I stood, abruptly nauseated, afraid to read any further. A docent approached—
“Sir, are you all—”
—but I thrust her away.
Outside, traffic lumbered by, stirring the slush on Forbes Avenue. I sat on a bench and fought the nausea for a long time, cradling my face in my hands while I waited for it to pass. A storm was drifting in, and when I felt better I lifted my face to the sky, anxious for the icy burn of snow against my cheeks. Somewhere in the city, Grant Burton was speaking. Somewhere, reanimated corpses scrabbled at frozen graves.
The world lurched on.
I stood, belting my coat.
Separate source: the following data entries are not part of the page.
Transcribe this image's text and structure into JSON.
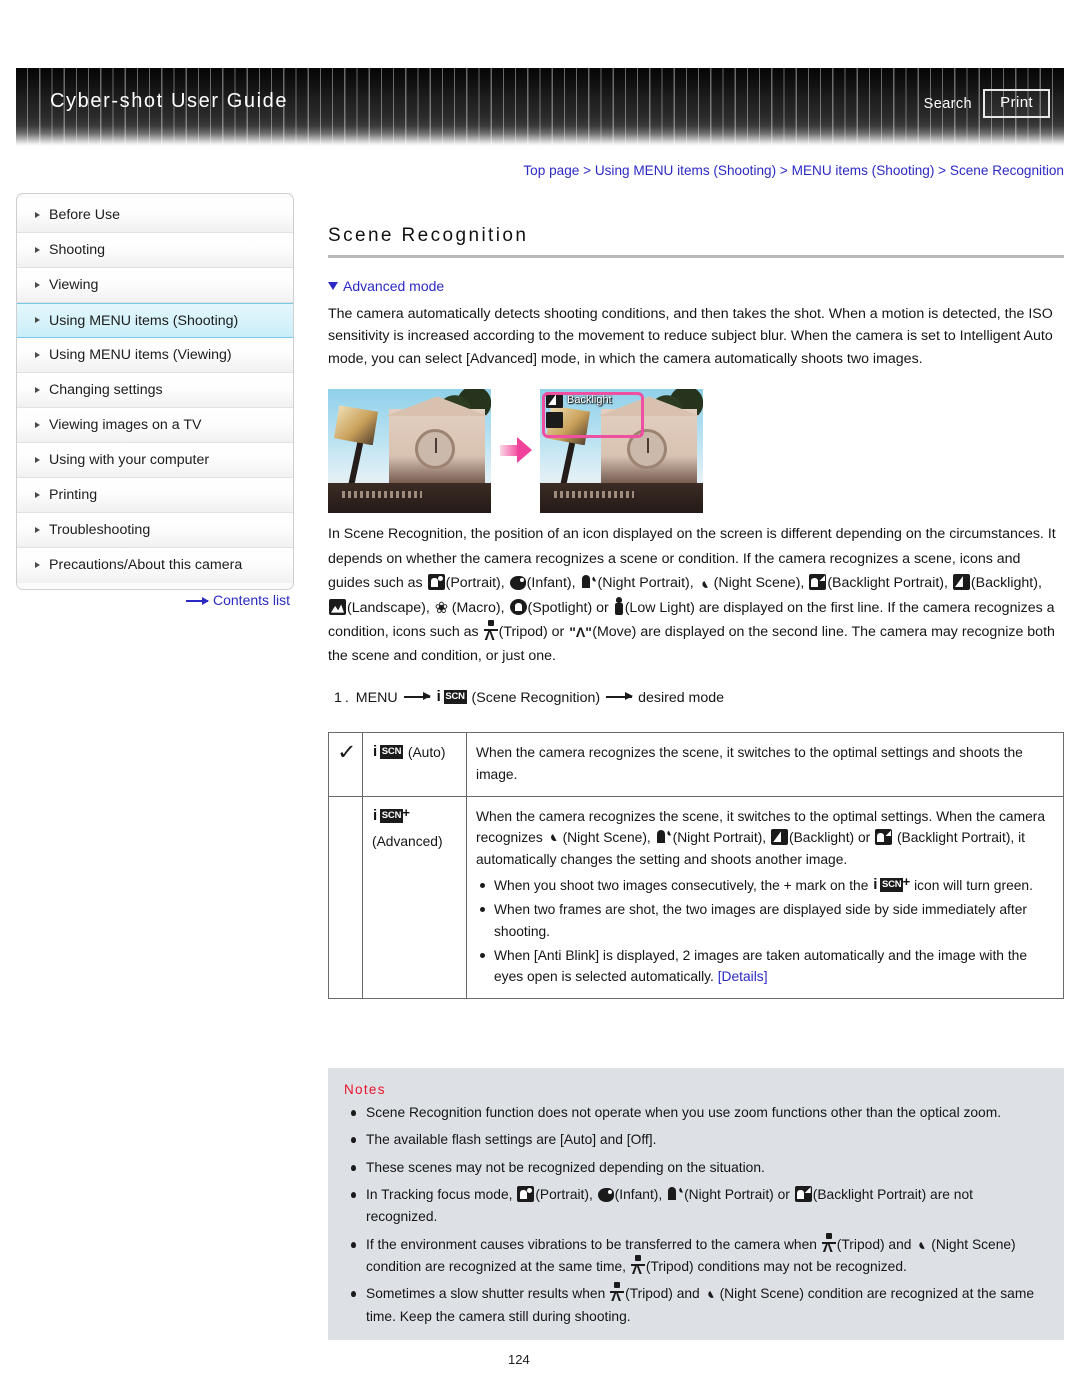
{
  "header": {
    "title": "Cyber-shot User Guide",
    "search_label": "Search",
    "print_label": "Print"
  },
  "breadcrumb": {
    "text": "Top page > Using MENU items (Shooting) > MENU items (Shooting) > Scene Recognition"
  },
  "sidebar": {
    "items": [
      {
        "label": "Before Use",
        "active": false
      },
      {
        "label": "Shooting",
        "active": false
      },
      {
        "label": "Viewing",
        "active": false
      },
      {
        "label": "Using MENU items (Shooting)",
        "active": true
      },
      {
        "label": "Using MENU items (Viewing)",
        "active": false
      },
      {
        "label": "Changing settings",
        "active": false
      },
      {
        "label": "Viewing images on a TV",
        "active": false
      },
      {
        "label": "Using with your computer",
        "active": false
      },
      {
        "label": "Printing",
        "active": false
      },
      {
        "label": "Troubleshooting",
        "active": false
      },
      {
        "label": "Precautions/About this camera",
        "active": false
      }
    ],
    "contents_link": "Contents list"
  },
  "main": {
    "title": "Scene Recognition",
    "advanced_mode_link": "Advanced mode",
    "intro_paragraph": "The camera automatically detects shooting conditions, and then takes the shot. When a motion is detected, the ISO sensitivity is increased according to the movement to reduce subject blur. When the camera is set to Intelligent Auto mode, you can select [Advanced] mode, in which the camera automatically shoots two images.",
    "illustration": {
      "osd_label": "Backlight"
    },
    "body_p1_a": "In Scene Recognition, the position of an icon displayed on the screen is different depending on the circumstances. It depends on whether the camera recognizes a scene or condition. If the camera recognizes a scene, icons and guides such as ",
    "labels": {
      "portrait": "(Portrait),",
      "infant": "(Infant),",
      "night_portrait": "(Night Portrait),",
      "night_scene_open": "(Night",
      "scene_word": "Scene),",
      "backlight_portrait": "(Backlight Portrait),",
      "backlight": "(Backlight),",
      "landscape": "(Landscape),",
      "macro": "(Macro),",
      "spotlight": "(Spotlight) or",
      "low_light_open": "(Low",
      "light_word": "Light) are displayed on the first line. If the camera recognizes a condition, icons such as",
      "tripod_or": "(Tripod) or",
      "move_tail": "(Move) are displayed on the second line. The camera may recognize both the scene and condition, or just one."
    },
    "step": {
      "number": "1.",
      "menu": "MENU",
      "scene_recognition": "(Scene Recognition)",
      "desired_mode": "desired mode"
    },
    "table": {
      "rows": [
        {
          "checked": true,
          "mode": "(Auto)",
          "description": "When the camera recognizes the scene, it switches to the optimal settings and shoots the image.",
          "bullets": []
        },
        {
          "checked": false,
          "mode": "(Advanced)",
          "desc_a": "When the camera recognizes the scene, it switches to the optimal settings. When the camera recognizes ",
          "desc_night_scene": "(Night Scene),",
          "desc_night_portrait": "(Night Portrait),",
          "desc_backlight": "(Backlight) or",
          "desc_tail": "(Backlight Portrait), it automatically changes the setting and shoots another image.",
          "bullets": [
            {
              "a": "When you shoot two images consecutively, the + mark on the",
              "b": "icon will turn green."
            },
            {
              "a": "When two frames are shot, the two images are displayed side by side immediately after shooting.",
              "b": ""
            },
            {
              "a": "When [Anti Blink] is displayed, 2 images are taken automatically and the image with the eyes open is selected automatically.",
              "b": "",
              "link": "[Details]"
            }
          ]
        }
      ]
    }
  },
  "notes": {
    "title": "Notes",
    "items": [
      {
        "text": "Scene Recognition function does not operate when you use zoom functions other than the optical zoom."
      },
      {
        "text": "The available flash settings are [Auto] and [Off]."
      },
      {
        "text": "These scenes may not be recognized depending on the situation."
      },
      {
        "prefix": "In Tracking focus mode,",
        "portrait": "(Portrait),",
        "infant": "(Infant),",
        "night_portrait": "(Night Portrait) or",
        "backlight_portrait": "(Backlight Portrait) are not recognized."
      },
      {
        "prefix": "If the environment causes vibrations to be transferred to the camera when",
        "tripod": "(Tripod) and",
        "night_open": "(Night",
        "middle": "Scene) condition are recognized at the same time,",
        "tripod2": "(Tripod) conditions may not be recognized."
      },
      {
        "prefix": "Sometimes a slow shutter results when",
        "tripod": "(Tripod) and",
        "night_scene": "(Night Scene) condition are recognized at the same time. Keep the camera still during shooting."
      }
    ]
  },
  "page_number": "124",
  "colors": {
    "link": "#2b29c4",
    "notes_title": "#e8142a",
    "notes_bg": "#dde1e6",
    "active_nav": "#c9eefa",
    "osd_border": "#ef4fa0"
  }
}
I had a plane to catch.
I held myself together for two days, during our final campaign swing through the Midwest on January 3 and the election that followed, but I think I had already arrived at a decision. Most of the senior staff sensed it, as well, I think. They congratulated me on persuading Burton to run the ad, but they didn’t come to me for advice much in those final hours. I seemed set-apart somehow, isolated, contagious.
Lewis clapped me on the back as we watched the returns roll in. “Jesus, Rob,” he said, “you’re supposed to be happy right now.”
“Are you, Lewis?”
I looked up at him, his tall figure slumped, his face a fiery map of scars.
“What did you give up to get us here?” I asked, but he didn’t answer. I hadn’t expected him to.
The election unfolded without a hitch. Leaving off their work in the graveyards, the dead gathered about the polling stations, but even they seemed to sense that the rules had changed this time around. They made no attempt to cast their ballots. They just stood behind the cordons the National Guard had set up, still and silent, regarding the proceedings with flat remorseless eyes. Voters scurried past them with bowed heads, their faces pinched against the stench of decay. On Nightline, Ted Koppel noted that the balloting had drawn the highest turnout in American history, something like ninety-three percent.
“Any idea why so many voters came out today?” he asked the panel.
“Maybe they were afraid not to,” Cokie Roberts replied, and I felt an answering chord vibrate within me. Trust Cokie to get it right.
Stoddard conceded soon after the polls closed in the west. It was obvious by then. In his victory speech, Burton talked about a mandate for change. “The people have spoken,” he said, and they had, but I couldn’t help wondering what might be speaking through them, and what it might be trying to say. Some commentators speculated that it was over now. The dead would return to the graves, the world would be the old world we had known.
But that’s not the way it happened.
On January 5, the dead were digging once again, their numbers always swelling. CNN was carrying the story when I handed Burton my resignation. He read it slowly and then he lifted his gaze to my face.
“I can’t accept this, Rob,” he said. “We need you now. The hard work’s just getting underway.”
“I’m sorry, sir. I haven’t any choice.”
“Surely we can work something out.”
“I wish we could.”
We went through several iterations of this exchange before he nodded. “We’ll miss you,” he said. “You’ll always have a place here, whenever you’re ready to get back in the game.”
I was at the door when he called to me again.
“Is there anything I can do to help, Rob?”
“No, sir,” I said. “I have to take care of this myself.”
I spent a week in Pittsburgh, walking the precipitous streets of neighborhoods I remembered only in my dreams. I passed a morning hunting up the house where my parents had lived, and one bright, cold afternoon I drove out 76 and pulled my rental to the side of the interstate, a hundred yards short of the bridge where they died. Eighteen wheelers thundered past, throwing up glittering arcs of spray, and the smell of the highway enveloped me, diesel and iron. It was pretty much what I had expected, a slab of faceless concrete, nothing more.